Banana Yoshimoto mi lascia addosso sempre una sensazione un pò vaga, come una storia di cui dimentico la trama, come una pellicola leggera di parole che si stacca dalla mia pelle per mostrarmi sotto una nuova lucida me stessa. Nell'istante stesso in cui poi si esauriscono le pagine, avviene un subitaneo tabula rasa, e mi stupisco di com'è semplice dimenticare le parole, lasciando invece accumulare nel profondo le sensazioni. La mia nuova pelle diventa subito opaca e grigia, e comincia a tornare la corazza di sempre. Però dentro, come un'eco morbida e potente, rimane un senso di miracolo, di ingenua grazia fragile e inaspettata, e una luce calda e soffusa mi si deposita nel cuore. Danza assieme alle scintille di mille altre voci, e canta una vecchia ballata medievale che addormenta l'ombra come una ninna nanna. Chissà se lo spirito può sorridere: quando sento questa luce dentro, ho la sensazione che sia possibile.

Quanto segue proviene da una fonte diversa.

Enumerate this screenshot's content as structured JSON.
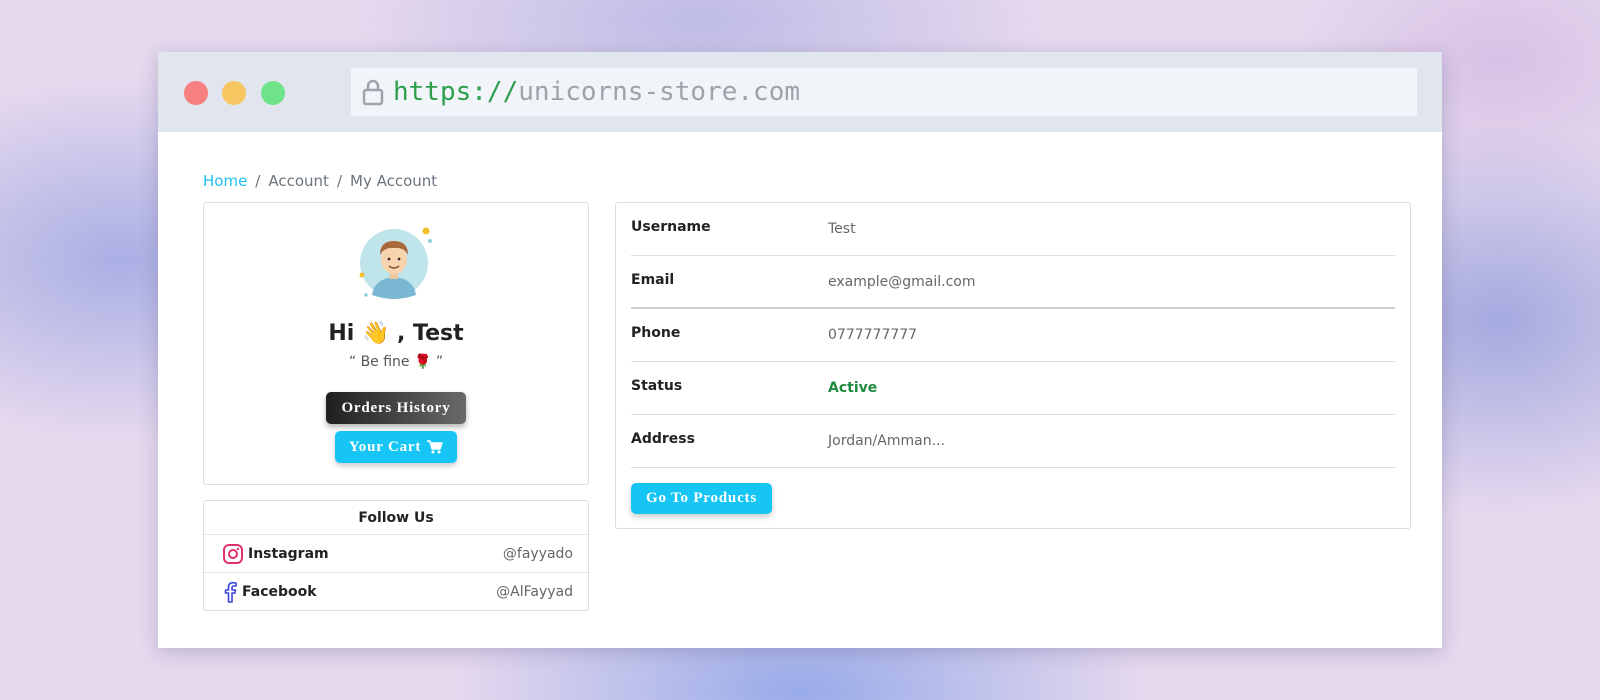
{
  "browser": {
    "url_scheme": "https://",
    "url_host": "unicorns-store.com"
  },
  "breadcrumb": {
    "home": "Home",
    "sep1": "/",
    "account": "Account",
    "sep2": "/",
    "current": "My Account"
  },
  "profile": {
    "greeting": "Hi 👋 , Test",
    "quote": "“ Be fine 🌹 ”",
    "orders_button": "Orders History",
    "cart_button": "Your Cart"
  },
  "follow": {
    "title": "Follow Us",
    "items": [
      {
        "network": "Instagram",
        "handle": "@fayyado",
        "color": "#e1306c"
      },
      {
        "network": "Facebook",
        "handle": "@AlFayyad",
        "color": "#3b45d9"
      }
    ]
  },
  "details": {
    "rows": [
      {
        "label": "Username",
        "value": "Test"
      },
      {
        "label": "Email",
        "value": "example@gmail.com"
      },
      {
        "label": "Phone",
        "value": "0777777777"
      },
      {
        "label": "Status",
        "value": "Active"
      },
      {
        "label": "Address",
        "value": "Jordan/Amman..."
      }
    ],
    "products_button": "Go To Products"
  },
  "colors": {
    "accent": "#17c5f5",
    "status_active": "#1e8a3e"
  }
}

E poi, a volte, questa luce filtra attraverso gli specchi dell'anima; vibra di meraviglia come il riflesso della luna in fondo a un pozzo, alla notizia che dentro il ventre di una persona cara sta nascendo una microscopica vita. O esonda maree di gioia, piccoli torrenti di lacrime nati chissà dove, dall'oceano che ciascuno custodisce dentro come ricordo primordiale di materno amore. E l'attimo che innesca questa esplosiva reazione spirito-corpo, che sconvolge e rimescola tutto, può anche essere una semplice notizia che appare sul display di un telefonino, mentre una coccinella distratta si posa sul vetro e vibra le antenne all'unisono col battere del tuo cuore.

Ma come si fa a non credere nei miracoli?